- Date: 17–23 June
- Edition: 4th
- Category: World Series
- Draw: 32S / 16D
- Prize money: $875,000
- Surface: Grass / outdoors
- Location: Halle, Germany
- Venue: Gerry Weber Stadion

Champions

Singles
- Nicklas Kulti

Doubles
- Byron Black / Grant Connell
- ← 1995 · Gerry Weber Open · 1997 →

= 1996 Gerry Weber Open =

The 1996 Gerry Weber Open was a men's tennis tournament played on outdoor grass courts at the Gerry Weber Stadion in Halle, North Rhine-Westphalia in Germany and was part of the World Series of the 1996 ATP Tour.

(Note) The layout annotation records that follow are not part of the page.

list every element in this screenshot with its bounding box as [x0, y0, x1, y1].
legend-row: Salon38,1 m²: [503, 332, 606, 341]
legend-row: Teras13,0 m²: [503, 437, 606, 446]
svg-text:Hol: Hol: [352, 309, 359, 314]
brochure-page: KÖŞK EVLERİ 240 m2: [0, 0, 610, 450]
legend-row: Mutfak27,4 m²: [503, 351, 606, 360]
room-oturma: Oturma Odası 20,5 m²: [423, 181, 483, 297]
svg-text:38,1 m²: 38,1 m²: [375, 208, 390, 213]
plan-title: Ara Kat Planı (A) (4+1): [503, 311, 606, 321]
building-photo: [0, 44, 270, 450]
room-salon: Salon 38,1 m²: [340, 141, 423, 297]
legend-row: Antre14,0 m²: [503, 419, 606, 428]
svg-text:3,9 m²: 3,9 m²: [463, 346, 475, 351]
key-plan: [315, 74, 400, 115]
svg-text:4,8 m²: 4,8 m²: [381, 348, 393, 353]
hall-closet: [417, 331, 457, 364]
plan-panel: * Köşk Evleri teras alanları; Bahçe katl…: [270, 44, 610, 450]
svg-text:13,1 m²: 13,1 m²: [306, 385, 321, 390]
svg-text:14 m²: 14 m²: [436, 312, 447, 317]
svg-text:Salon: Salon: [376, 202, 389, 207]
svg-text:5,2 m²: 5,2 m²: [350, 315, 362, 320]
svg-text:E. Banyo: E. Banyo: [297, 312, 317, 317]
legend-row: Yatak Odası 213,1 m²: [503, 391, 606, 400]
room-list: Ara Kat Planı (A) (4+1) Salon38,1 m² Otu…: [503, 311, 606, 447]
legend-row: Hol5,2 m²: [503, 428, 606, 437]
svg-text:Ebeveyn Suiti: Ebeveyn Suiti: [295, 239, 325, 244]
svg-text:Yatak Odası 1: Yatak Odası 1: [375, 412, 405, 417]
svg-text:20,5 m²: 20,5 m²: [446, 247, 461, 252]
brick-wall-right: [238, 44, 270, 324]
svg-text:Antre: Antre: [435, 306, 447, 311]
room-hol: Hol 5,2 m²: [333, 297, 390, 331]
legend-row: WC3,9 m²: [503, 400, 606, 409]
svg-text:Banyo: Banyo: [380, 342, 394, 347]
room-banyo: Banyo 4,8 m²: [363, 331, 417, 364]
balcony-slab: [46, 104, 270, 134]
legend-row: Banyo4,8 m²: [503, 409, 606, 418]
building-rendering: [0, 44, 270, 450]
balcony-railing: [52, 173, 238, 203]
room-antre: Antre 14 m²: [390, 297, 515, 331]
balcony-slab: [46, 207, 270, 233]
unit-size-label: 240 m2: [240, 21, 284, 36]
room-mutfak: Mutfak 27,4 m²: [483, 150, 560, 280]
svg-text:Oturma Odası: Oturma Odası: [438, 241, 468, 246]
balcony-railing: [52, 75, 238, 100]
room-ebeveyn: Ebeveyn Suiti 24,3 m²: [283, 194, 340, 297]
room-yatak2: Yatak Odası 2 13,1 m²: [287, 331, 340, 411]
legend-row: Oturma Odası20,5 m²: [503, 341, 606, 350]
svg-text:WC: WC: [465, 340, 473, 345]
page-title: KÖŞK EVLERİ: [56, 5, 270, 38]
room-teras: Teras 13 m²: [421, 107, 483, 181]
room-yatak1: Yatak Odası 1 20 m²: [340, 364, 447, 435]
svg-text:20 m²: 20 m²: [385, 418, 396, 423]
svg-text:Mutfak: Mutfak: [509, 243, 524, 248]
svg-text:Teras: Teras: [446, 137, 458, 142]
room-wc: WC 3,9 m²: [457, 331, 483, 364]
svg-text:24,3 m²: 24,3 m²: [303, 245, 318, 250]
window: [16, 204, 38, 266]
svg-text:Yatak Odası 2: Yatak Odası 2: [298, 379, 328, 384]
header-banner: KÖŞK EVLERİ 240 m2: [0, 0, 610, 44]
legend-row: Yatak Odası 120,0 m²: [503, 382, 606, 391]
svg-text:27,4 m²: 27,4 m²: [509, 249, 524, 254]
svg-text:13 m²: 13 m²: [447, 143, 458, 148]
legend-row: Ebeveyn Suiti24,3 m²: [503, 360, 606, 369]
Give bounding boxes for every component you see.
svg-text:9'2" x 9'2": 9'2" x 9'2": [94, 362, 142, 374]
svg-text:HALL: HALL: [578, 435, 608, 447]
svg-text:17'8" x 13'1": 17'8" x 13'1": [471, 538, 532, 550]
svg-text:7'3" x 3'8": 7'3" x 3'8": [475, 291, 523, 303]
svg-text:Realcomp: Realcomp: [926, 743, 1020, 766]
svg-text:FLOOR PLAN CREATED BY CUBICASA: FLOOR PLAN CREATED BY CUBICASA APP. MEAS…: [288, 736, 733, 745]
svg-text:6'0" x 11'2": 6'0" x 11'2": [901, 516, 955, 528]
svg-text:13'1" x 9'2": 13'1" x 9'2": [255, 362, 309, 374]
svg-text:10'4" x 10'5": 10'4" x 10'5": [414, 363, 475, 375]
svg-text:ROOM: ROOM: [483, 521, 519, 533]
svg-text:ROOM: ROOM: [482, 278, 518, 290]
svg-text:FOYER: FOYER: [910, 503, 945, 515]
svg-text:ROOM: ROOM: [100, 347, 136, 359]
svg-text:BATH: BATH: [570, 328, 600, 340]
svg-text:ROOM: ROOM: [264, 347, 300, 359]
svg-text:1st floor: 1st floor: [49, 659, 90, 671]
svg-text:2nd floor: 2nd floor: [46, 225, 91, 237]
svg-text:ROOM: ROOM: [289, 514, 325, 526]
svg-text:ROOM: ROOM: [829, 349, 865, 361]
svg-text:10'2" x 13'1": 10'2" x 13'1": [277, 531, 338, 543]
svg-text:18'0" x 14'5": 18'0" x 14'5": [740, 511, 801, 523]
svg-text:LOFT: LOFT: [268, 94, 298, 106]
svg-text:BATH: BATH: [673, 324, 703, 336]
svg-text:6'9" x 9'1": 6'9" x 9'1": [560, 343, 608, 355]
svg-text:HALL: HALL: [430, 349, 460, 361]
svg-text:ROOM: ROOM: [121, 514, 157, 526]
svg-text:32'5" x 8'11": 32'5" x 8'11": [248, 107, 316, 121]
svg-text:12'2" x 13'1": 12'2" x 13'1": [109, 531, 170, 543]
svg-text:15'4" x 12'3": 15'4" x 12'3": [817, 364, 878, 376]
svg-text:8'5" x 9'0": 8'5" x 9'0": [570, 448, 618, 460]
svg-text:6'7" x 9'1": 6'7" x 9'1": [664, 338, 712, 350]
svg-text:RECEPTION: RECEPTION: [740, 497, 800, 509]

It was the fourth edition of the tournament and was held from 17 June through 23 June 1996. Unseeded Nicklas Kulti won the singles title.

==Finals==

===Singles===

SWE Nicklas Kulti defeated RUS Yevgeny Kafelnikov 6–7^{(5–7)}, 6–3, 6–4
- It was Kulti's 1st singles title of the year and the 3rd and last of his career.

===Doubles===

ZIM Byron Black / CAN Grant Connell defeated RUS Yevgeny Kafelnikov / CZE Daniel Vacek 6–1, 7–5
- It was Black's 4th title of the year and the 15th of his career. It was Connell's 3rd title of the year and the 20th of his career.